Type_Academic 

   M.Arch Graduate Thesis 

   Year_2017 

brief

  • 8-month self-directed research project

  • 10,000 word research document and images

More Stories About Ports and Polar Bears:

A Future for Churchill, Manitoba

          In the summer of 2016, the only arctic seaport of Canada in Churchill, Manitoba, faced a controversial and complete closure of operations. The port’s vacant grain elevators tower over the coastal tundra landscape as a landmark to the town’s existence as a former outpost of northern prosperity shaped by the railway and past technological and military advancements, and scientific ambitions.

          The project imagines a re-appropriation of the Churchill sea port and its infrastructure through themes of nature and technology. Narratives of the relationship between humans and the environment is explored through the advent of an optimistically changing climate and its effects on existing 

buildings. This thesis substantiates a reconsideration for how global climate change might influence long term decisions for the built environment in northern Canada.

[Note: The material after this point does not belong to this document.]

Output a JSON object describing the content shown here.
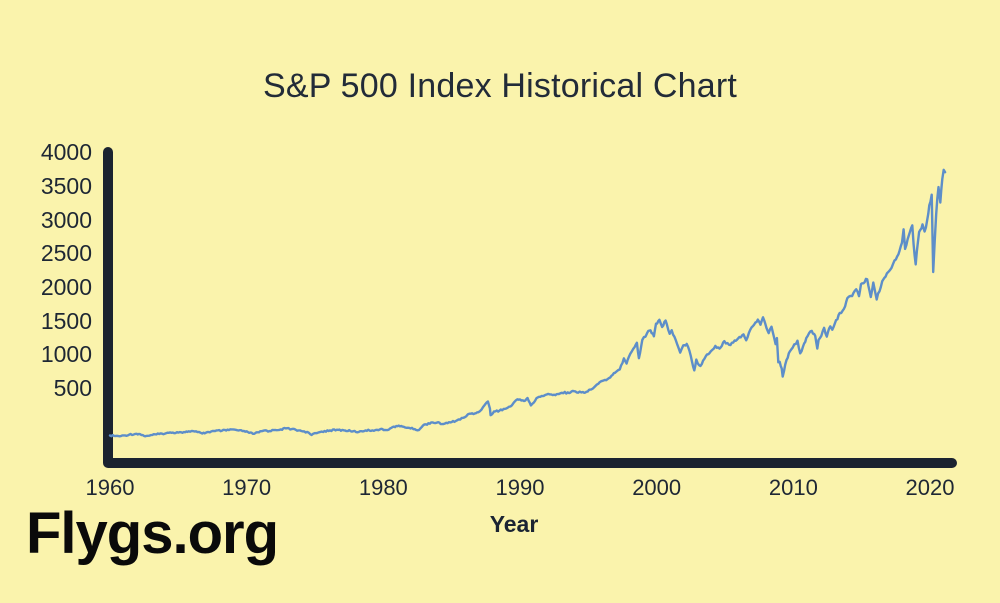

           The practice of drawing became a way to study, compile, and imagine future architectures of the seaport. Borrowing techniques from the composite ideogram drawings of architect Douglas Darden, engineered orthographic design drawings of grain port equipment and structures are composed, collaged and laid over plans and sections of the existing structures. Collaging these contextually familiar objects together injects a specific formal language for the speculative drawings. Above, 

drawn layers connects formally spatial and programmatic ideas through layers of existing architecture and the compositions of collaged imagery.